Soldiers they met along the way put down their rifles and pleaded: “Please bless us in a way that our bullets don’t hit anyone, and so that no one else’s bullets hurt us.”
During the Third peace march they walked through West Cambodia where the fighting was still fierce. They were attacked and captured by the Khmer Rouge, but then released by the commander, who said “We, too, are tired of fighting for 20 years.”
At the time of the fourth march there were 10 million landmines in Cambodia—more mines than people.

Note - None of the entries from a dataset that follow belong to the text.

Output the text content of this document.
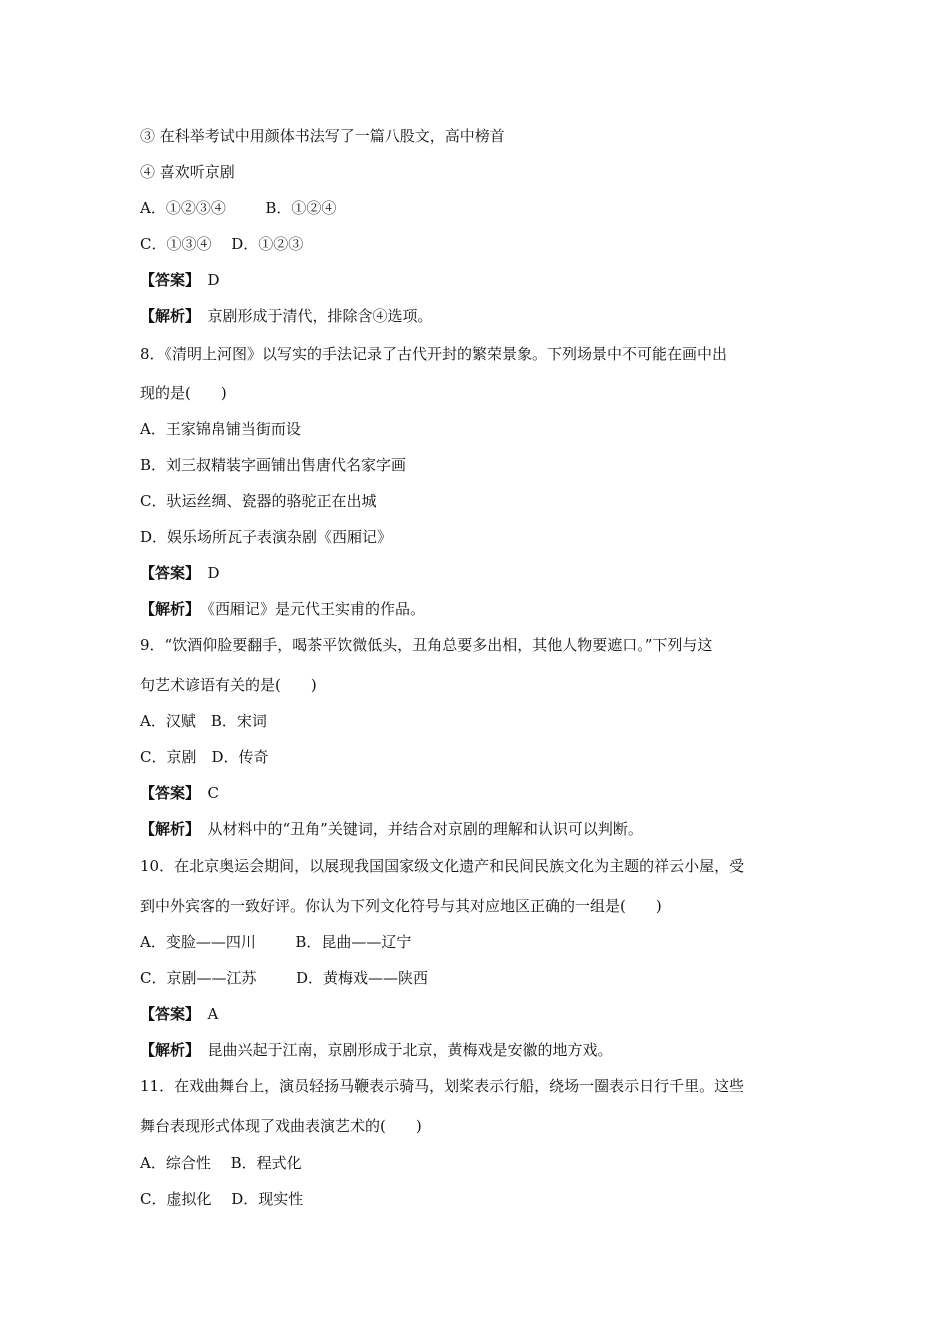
③ 在科举考试中用颜体书法写了一篇八股文，高中榜首
④ 喜欢听京剧
A．①②③④　　  B．①②④
C．①③④　 D．①②③
【答案】　D
【解析】　京剧形成于清代，排除含④选项。
8．《清明上河图》以写实的手法记录了古代开封的繁荣景象。下列场景中不可能在画中出
现的是(　　)
A．王家锦帛铺当街而设
B．刘三叔精装字画铺出售唐代名家字画
C．驮运丝绸、瓷器的骆驼正在出城
D．娱乐场所瓦子表演杂剧《西厢记》
【答案】　D
【解析】　《西厢记》是元代王实甫的作品。
9．“饮酒仰脸要翻手，喝茶平饮微低头，丑角总要多出相，其他人物要遮口。”下列与这
句艺术谚语有关的是(　　)
A．汉赋　B．宋词
C．京剧　D．传奇
【答案】　C
【解析】　从材料中的“丑角”关键词，并结合对京剧的理解和认识可以判断。
10．在北京奥运会期间，以展现我国国家级文化遗产和民间民族文化为主题的祥云小屋，受
到中外宾客的一致好评。你认为下列文化符号与其对应地区正确的一组是(　　)
A．变脸——四川　　  B．昆曲——辽宁
C．京剧——江苏　　  D．黄梅戏——陕西
【答案】　A
【解析】　昆曲兴起于江南，京剧形成于北京，黄梅戏是安徽的地方戏。
11．在戏曲舞台上，演员轻扬马鞭表示骑马，划桨表示行船，绕场一圈表示日行千里。这些
舞台表现形式体现了戏曲表演艺术的(　　)
A．综合性　 B．程式化
C．虚拟化　 D．现实性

They collected 20,000 signatures to ban the use of land mines globally, and today 163 countries have signed the Ottawa “Mine Ban” Treaty.
On the fifth march they planted 2,000 trees along their route to combat illegal logging rampant during the civil war.
The sixth and final march was for peace & forgiveness between the Cambodian government and the Khmer Rouge, which had lost power but remained a rebel group. They met Ieng Sary, the second in command after Pol Pot, who asked Ghosananda for forgiveness and pledged to work for peace.
Ghosananda was later criticized for blessing Sary – but Ghosananda said “We do not know if he is lying, but the Dhamma forgives people who return to the light and give up fighting.”
He was selected as the Supreme Patriarch of Cambodian Buddhism and rebuilt the country’s temples. But unlike most Supreme Patriarchs before him, he didn’t spend much time in the temples.
Instead, he often wandered the Cambodian countryside, popping out of the woods to surprise a farmer in his field. He’d take their hands and say: “We must learn to forgive…. To heal through love … We must go slowly, step by step.” And then he would be on his way.